# Are Women as Pythagorean as Men in Tennis?

Last week, based on work presented at the 2015 NESSIS, I wrote about an extension of Pythagorean Expectation to tennis, which showed that break point conversion has a strikingly similar ability to predict match wins in tennis as runs predict team wins in baseball. The Pythagorean analyses were based only on the men’s tour. In this post, thanks to match statistics published by Jeff Sackmann of Tennis Abstract, I will examine the existence of a Pythagorean formula for women’s tennis.

Based on over 12,000 matches from 2010 to 2015—the era of the “Premier” tournament structure—, I looked at the Pythagorean strength of 14 performance measures. The “Pythagorean strength” is calculated with the following formula,

$$Win% = X^\alpha/(X^\alpha + Y^\alpha); x; 100.$$

Here, $Win%$ refers to the season percentage of wins out of matches played. The $X$ in this formula is one of the 14 measures of player strength and is the total of that skill across all of a player’s matches in a year. $Y$ is the corresponding total for the opponents that player faced.

For example, if we consider the Pythagorean model for points won on first serve for Li Na in 2010, Na had 45 matches in the database in this year and won a total of 1,105 first serve points in those matches, while her opponents won 949 points. So, the Pythagorean expectation for Na in 2010 based on first serve points won would have $X = 1,105$ and $Y=949$. To complete the calculation, we need the exponent $\alpha$, which is estimated from a least-squares fit. Figure 1. $\alpha$ coefficients for Pythagorean models of 14 tennis performance measures for the WTA, 2010 - 2015

Figure 1 shows the exponents for each performance measure based on 2010 - 2015 match win outcomes for the WTA. First serve won had an estimate of $\alpha = 4.75$. So, going back to the example above, the estimate for 2010 season wins for Na based on points won on first serve was

$$Win% = 1105^4.75/(1105^4.75 + 949^4.75); x; 100 = 67%$$

Her actual win percentage out of the 45 matches included in the analysis was 64%.

In the $BP^2$ model for the men’s tour, the best-fitting exponent was 1.83, very close to the Pythagorean exponent of 2. For the WTA, the breakpoint model’s best-fitting coefficient is 2.28, also close to a Pythagorean relationship but in the opposite direction as the men’s tour. This suggests that an equal improvement in breakpoint conversion over opponents on the women’s tour is associated with a greater increase in win percentage than for the men— suggesting that relative breakpoint strength has a somewhat stronger relationship to win outcomes than men.

But how accurately do these models predict win percentage?

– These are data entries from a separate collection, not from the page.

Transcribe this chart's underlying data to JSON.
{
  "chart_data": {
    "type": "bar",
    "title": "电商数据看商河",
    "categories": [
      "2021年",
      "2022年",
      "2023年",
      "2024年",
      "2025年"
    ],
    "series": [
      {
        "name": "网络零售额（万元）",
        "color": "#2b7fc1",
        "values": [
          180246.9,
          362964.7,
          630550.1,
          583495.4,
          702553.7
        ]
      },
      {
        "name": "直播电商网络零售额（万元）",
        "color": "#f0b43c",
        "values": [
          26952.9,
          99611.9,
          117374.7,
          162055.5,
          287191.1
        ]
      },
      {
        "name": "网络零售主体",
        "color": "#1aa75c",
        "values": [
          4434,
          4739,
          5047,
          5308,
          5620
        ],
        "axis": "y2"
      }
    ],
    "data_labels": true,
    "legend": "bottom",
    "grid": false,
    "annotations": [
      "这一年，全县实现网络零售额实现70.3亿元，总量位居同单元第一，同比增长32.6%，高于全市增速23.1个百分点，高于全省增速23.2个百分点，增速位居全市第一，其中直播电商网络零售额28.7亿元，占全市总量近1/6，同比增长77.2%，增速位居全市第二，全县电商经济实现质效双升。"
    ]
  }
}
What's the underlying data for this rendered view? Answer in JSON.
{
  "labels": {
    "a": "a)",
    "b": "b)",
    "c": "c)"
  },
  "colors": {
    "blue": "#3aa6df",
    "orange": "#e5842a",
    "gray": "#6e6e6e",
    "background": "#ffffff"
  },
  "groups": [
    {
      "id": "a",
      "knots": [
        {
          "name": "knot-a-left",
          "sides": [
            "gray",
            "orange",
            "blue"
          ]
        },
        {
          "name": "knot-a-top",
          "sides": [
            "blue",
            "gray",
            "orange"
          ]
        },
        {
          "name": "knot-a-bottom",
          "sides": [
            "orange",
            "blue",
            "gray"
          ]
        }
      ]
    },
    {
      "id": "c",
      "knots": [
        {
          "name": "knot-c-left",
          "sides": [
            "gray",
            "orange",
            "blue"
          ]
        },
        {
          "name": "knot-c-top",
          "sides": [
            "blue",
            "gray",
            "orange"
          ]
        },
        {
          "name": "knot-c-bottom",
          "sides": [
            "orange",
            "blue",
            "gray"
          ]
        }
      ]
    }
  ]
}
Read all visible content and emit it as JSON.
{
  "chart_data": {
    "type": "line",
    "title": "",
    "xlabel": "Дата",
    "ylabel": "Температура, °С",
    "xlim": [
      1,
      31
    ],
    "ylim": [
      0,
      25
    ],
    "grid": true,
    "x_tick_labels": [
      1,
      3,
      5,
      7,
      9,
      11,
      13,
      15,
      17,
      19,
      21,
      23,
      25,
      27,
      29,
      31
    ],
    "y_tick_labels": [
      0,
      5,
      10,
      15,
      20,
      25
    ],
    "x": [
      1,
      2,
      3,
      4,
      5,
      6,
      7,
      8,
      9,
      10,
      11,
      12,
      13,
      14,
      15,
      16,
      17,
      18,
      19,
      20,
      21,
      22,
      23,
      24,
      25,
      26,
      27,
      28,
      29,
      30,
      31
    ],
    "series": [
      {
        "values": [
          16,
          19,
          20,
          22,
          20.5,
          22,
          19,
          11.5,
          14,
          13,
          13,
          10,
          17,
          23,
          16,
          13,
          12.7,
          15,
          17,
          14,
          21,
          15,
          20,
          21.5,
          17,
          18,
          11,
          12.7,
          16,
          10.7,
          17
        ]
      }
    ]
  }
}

Figure 2 shows that breakpoints won is the strongest predictor of win percentage, explaining 83% of variance with an error of $\pm4$ matches in a 50-match season. This is very similar to the results for the men’s tour. Interestingly, unlike the findings for the men, the second best predictor is total serve points won (rather than breakpoint opportunities), suggesting that greater relative dominance on serve is a greater factor in win outcomes for the women’s tour than the men’s tour. This is consistent with the observation that more breaks of serve occur on the women’s tour.

One of the most valuable uses of Pythagorean expectation in baseball is for win projection because it outperforms projections based on win-loss record. I showed that this was also true for the $BP^2$ model for men’s tennis. Figure 3 compares mid-season win projections using the $BP^2$ Pythagorean model against a regression model with the most predictive of the 14 performance measures, the same model with player-opponent relative tour rankings, and win-loss record. Looking at the panel on the far right for win-loss, we see a large scatter of points for win-loss projections, indicating that a player’s mid-season match wins could vary widely from where they were at the end of the year. In fact, the error for win-loss in a 50-match season was more than 1 match greater than the error based on $BP^2$— an error rate that was nearly identical to the performance of the multivariate models. Figure 3. Performance of mid-season win projections of $BP^2$ model for WTA against 3 alternatives
Thus, despite a number of difference in the structure and style of play between the men’s and women’s game, the Pythagorean relationship between breakpoints and win percentage holds up for both tours. There is even some evidence in the findings presented here to indicate that the $BP^2$ model outperforms win-loss record even better for the women’s game than the men’s. For both tours, $BP^2$ promises to be a simple and useful tool for accurately evaluating player strength.